Every imaginable entity — pop stars, indie acts, politicians, legacy magazines, streetwear brands, high-fashion brands, podcasts, wine bars, restaurants, taco stands, movie studios, etc., etc., even great newsletters — seems to sling their own graphic tees these days, too.

First, let’s take a second to think about why graphic tees got so big circa 2021 … Two factors strike us as HIGHLY RELEVANT:

  1. The “democratization” of jawn-design — there is no garment with a lower barrier of entry to someone who has “a vision” and wants to get it out into the world fast ‘n’ easy. This is basically dope. You can cop a blank; slap whatever you want on it; and reap a (theoretically) high return on a (relatively) small investment — margins that make graphic tees appealing to all kinds of people, large and small, trying to make a buck. And the technology has become broadly accessible to not only design a jawn and get it produced but to put it in front of an amenable audience, too.

    1b. Relatedly, social media has made more people more conversant with “what’s popping,” and t-shirts represent an extremely easy way for jawns enthusiasts to “join the conversation,” in the sense that they’re near-universally rockable garments (even more so than baseball caps) that don’t (have to) cost very much. Which connects to —

  2. The “Instagram-ifaction” / “meme-ification” effect on fashion. We’ve lived in an increasingly cacophonous visual world for decades, and that seems truer than ever here in whatever era of the Web we’re in now. So it’s no surprise that graphic tees — the simplest way to “wear an image” — have been booming correspondingly.

    A robust neural pathway has been carved in our cortexes between the acts of “smashing the fave” on a pic <~> “smashing the RT” on a meme <~> and “smashing the cop” on an eye-catching graphic tee, in the sense that all three activate closely related parts of the brain, and closely related ways of engaging with contemporary visual culture.

    2b. When you cop a tee, you can take something “virtual and infinite” (i.e. an appealing image you saw online) and transform it into something “physical and limited” (a tee) and then of course render it virtual again by rocking the tee in a fit pic, and on and on…

“Wow, Blackbird Spyplane,” you’re saying right now. “Compelling and clear-eyed analysis as always. So — are graphic tees over?”

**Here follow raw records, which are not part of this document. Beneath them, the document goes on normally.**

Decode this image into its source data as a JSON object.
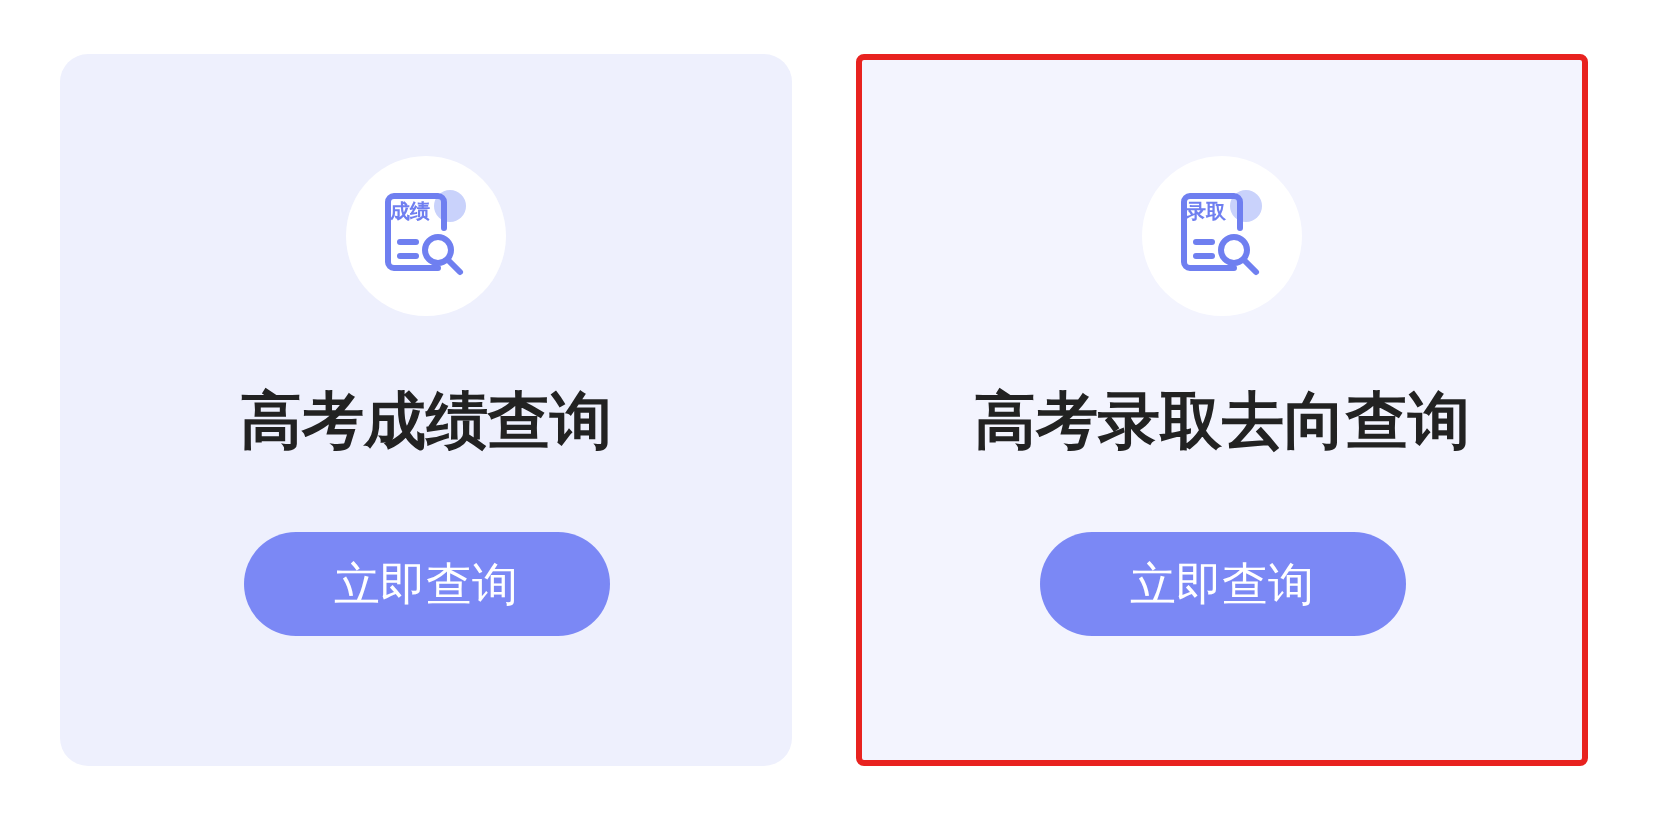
{
  "cards": [
    {
      "icon_label": "成绩",
      "title": "高考成绩查询",
      "button": "立即查询",
      "selected": false
    },
    {
      "icon_label": "录取",
      "title": "高考录取去向查询",
      "button": "立即查询",
      "selected": true
    }
  ]
}
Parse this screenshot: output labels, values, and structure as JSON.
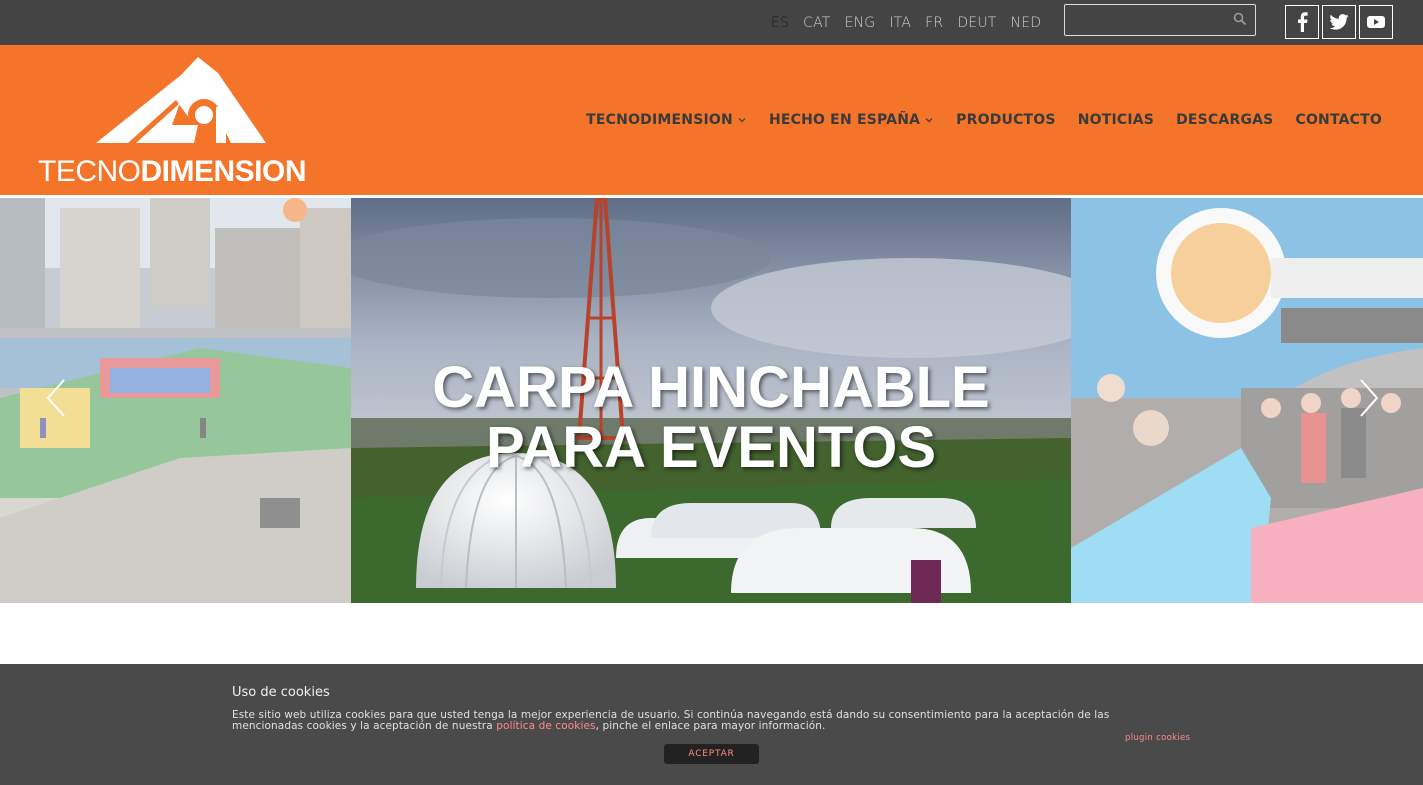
{
  "topbar": {
    "languages": [
      {
        "label": "ES",
        "active": true
      },
      {
        "label": "CAT"
      },
      {
        "label": "ENG"
      },
      {
        "label": "ITA"
      },
      {
        "label": "FR"
      },
      {
        "label": "DEUT"
      },
      {
        "label": "NED"
      }
    ],
    "search": {
      "value": "",
      "placeholder": ""
    },
    "social": [
      "facebook-icon",
      "twitter-icon",
      "youtube-icon"
    ]
  },
  "header": {
    "logo_light": "TECNO",
    "logo_bold": "DIMENSION",
    "nav": [
      {
        "label": "TECNODIMENSION",
        "dropdown": true
      },
      {
        "label": "HECHO EN ESPAÑA",
        "dropdown": true
      },
      {
        "label": "PRODUCTOS"
      },
      {
        "label": "NOTICIAS"
      },
      {
        "label": "DESCARGAS"
      },
      {
        "label": "CONTACTO"
      }
    ]
  },
  "slider": {
    "title_line1": "CARPA HINCHABLE",
    "title_line2": "PARA EVENTOS",
    "prev_icon": "chevron-left-icon",
    "next_icon": "chevron-right-icon"
  },
  "cookie": {
    "title": "Uso de cookies",
    "text_before": "Este sitio web utiliza cookies para que usted tenga la mejor experiencia de usuario. Si continúa navegando está dando su consentimiento para la aceptación de las mencionadas cookies y la aceptación de nuestra ",
    "link_label": "política de cookies",
    "text_after": ", pinche el enlace para mayor información.",
    "plugin_label": "plugin cookies",
    "accept_label": "ACEPTAR"
  },
  "colors": {
    "brand_orange": "#f4742a",
    "topbar": "#444444",
    "cookie_bg": "#4a4a4a",
    "link": "#ff8a8a"
  }
}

Well, the category is objectively BLOATED… the kilotons of water and cotton (not to mention underpaid labor) required to sustain that bloat is, like so many aspects of contemporary life, nauseatingly untenable… and among Mach 3+ jawns enthusiasts who value “surprise” and “freshness,” fatigue levels at seeing “yet another graphic tee” are correspondingly high.

But despite all that, graphic tees new and old still sing out to us, because they remain such a potent talisman / delivery system for creativity and emotion, whether that emotion’s nostalgia (in the case of, say, late-‘90s personal-computing tees); sentimentality (in the case of a collectible hunted down on eBay or a souvenir snagged on a vacation); fandom (in the case of a tee commemorating a favorite band or a favorite dope-joints newsletter); etc., etc.

In other words, people could stand to ease up on the damn graphic tees a bit — but they are not over, because at their core, graphic tees are too effective at what they do, and contain too much potential for true excellence, even amid the bloat, to die.


📜 Decree No. 4 📜

Thoughts on sleeve prints? — @Adrianlucariowong

They’re kinda torched, but we still like them! (Especially the Stüssy x Ken Price tee I swagger-jacked from SpyFriend Small Talk Studio, which has colorful images of Price’s gloopy ceramics running down the sleeves.)